The SEC also proposed amendments to the Advisers Act compliance rule that would require all registered advisers, including those that do not advise private funds, to document the annual review of their compliance policies and procedures in writing.

Louis Bruno, a partner at EisnerAmper, told CIO that since the financial crisis, institutional investors have been clamoring for private fund management transparency, as well as access to meaningful and accurate data.

“With the private markets experiencing unprecedented growth in recent years, investors will continue to expect more disclosure,” Bruno said, “and private fund managers will need to effectively adapt to meet the new standards to compete for capital in the market.”

Bruno suggested private fund managers review current fee and expense calculations, corresponding policies, and procedures to see if they align with the fund governing documents and investor disclosures. He also said that regarding updating disclosures, fund managers should prioritize consistency, alignment with current practices, and clarity on how fees are calculated and allocated to each fund.

“Fund managers should also consider developing a communication strategy in advance that would provide transparency to investors about expected changes to fees, expenses, financial statements, etc.,” he said, adding that “an inefficient framework provides limited ‘point in time’ risk and often makes it very difficult to implement new regulatory requirements.”

Commissioner Hester Peirce issued a statement saying she would vote against the proposed new rules, calling them a “sea change” that support the “belief that sophisticated institutions and high-net-worth individuals are not competent or assertive enough to obtain and analyze the information they need to make good investment decisions.”

The SEC also voted to propose rules related to cybersecurity risk management for registered investment advisers, registered investment companies and business development companies.

The proposed rules would require advisers and funds to adopt and implement written cybersecurity policies and procedures that are intended to address cybersecurity risks that could harm advisory clients and investors.

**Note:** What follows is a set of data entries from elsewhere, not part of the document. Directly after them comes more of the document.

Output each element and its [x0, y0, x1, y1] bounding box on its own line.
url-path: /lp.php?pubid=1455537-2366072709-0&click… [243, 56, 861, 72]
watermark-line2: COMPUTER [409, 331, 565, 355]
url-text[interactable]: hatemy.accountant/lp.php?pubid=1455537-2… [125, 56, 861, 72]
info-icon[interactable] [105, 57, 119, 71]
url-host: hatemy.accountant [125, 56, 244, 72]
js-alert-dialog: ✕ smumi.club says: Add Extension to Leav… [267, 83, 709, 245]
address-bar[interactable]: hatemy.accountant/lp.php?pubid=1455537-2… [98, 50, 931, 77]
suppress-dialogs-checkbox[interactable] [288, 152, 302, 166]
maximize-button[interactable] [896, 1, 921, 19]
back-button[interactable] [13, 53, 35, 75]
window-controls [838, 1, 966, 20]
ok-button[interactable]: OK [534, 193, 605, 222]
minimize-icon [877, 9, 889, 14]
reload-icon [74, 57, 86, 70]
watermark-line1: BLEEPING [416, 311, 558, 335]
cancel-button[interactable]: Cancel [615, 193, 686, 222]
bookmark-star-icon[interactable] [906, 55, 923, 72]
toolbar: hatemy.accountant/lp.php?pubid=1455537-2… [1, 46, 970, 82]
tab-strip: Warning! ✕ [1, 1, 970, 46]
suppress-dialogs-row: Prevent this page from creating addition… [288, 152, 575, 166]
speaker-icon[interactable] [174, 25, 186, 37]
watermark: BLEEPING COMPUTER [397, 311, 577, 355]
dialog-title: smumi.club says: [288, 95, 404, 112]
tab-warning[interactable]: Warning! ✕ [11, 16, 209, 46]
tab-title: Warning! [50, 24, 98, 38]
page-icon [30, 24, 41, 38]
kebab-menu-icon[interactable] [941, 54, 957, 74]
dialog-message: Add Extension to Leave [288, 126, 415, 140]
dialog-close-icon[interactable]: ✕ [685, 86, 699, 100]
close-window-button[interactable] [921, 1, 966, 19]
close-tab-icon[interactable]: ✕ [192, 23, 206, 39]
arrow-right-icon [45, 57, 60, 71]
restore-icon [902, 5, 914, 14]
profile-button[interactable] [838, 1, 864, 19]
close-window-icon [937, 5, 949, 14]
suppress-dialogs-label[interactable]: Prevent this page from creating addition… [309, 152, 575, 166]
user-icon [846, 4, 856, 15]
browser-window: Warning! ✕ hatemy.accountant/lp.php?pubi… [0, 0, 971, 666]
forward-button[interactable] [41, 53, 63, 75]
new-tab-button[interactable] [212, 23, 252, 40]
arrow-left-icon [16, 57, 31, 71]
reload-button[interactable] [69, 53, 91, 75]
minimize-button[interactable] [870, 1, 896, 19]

The proposed rules would also require advisers to report to the SEC on a new confidential form significant cybersecurity incidents that affect the adviser or its fund or private fund clients, and to publicly disclose cybersecurity risks and significant incidents that occurred in the last two fiscal years in their brochures and registration statements.

Additionally, the proposal would establish new recordkeeping requirements for advisers and funds that are intended to improve the availability of cybersecurity-related information and help facilitate the SEC’s inspection and enforcement capabilities.

“The proposed rules and amendments are designed to enhance cybersecurity preparedness and could improve investor confidence in the resiliency of advisers and funds against cybersecurity threats and attacks,” SEC Chair Gary Gensler said in a statement.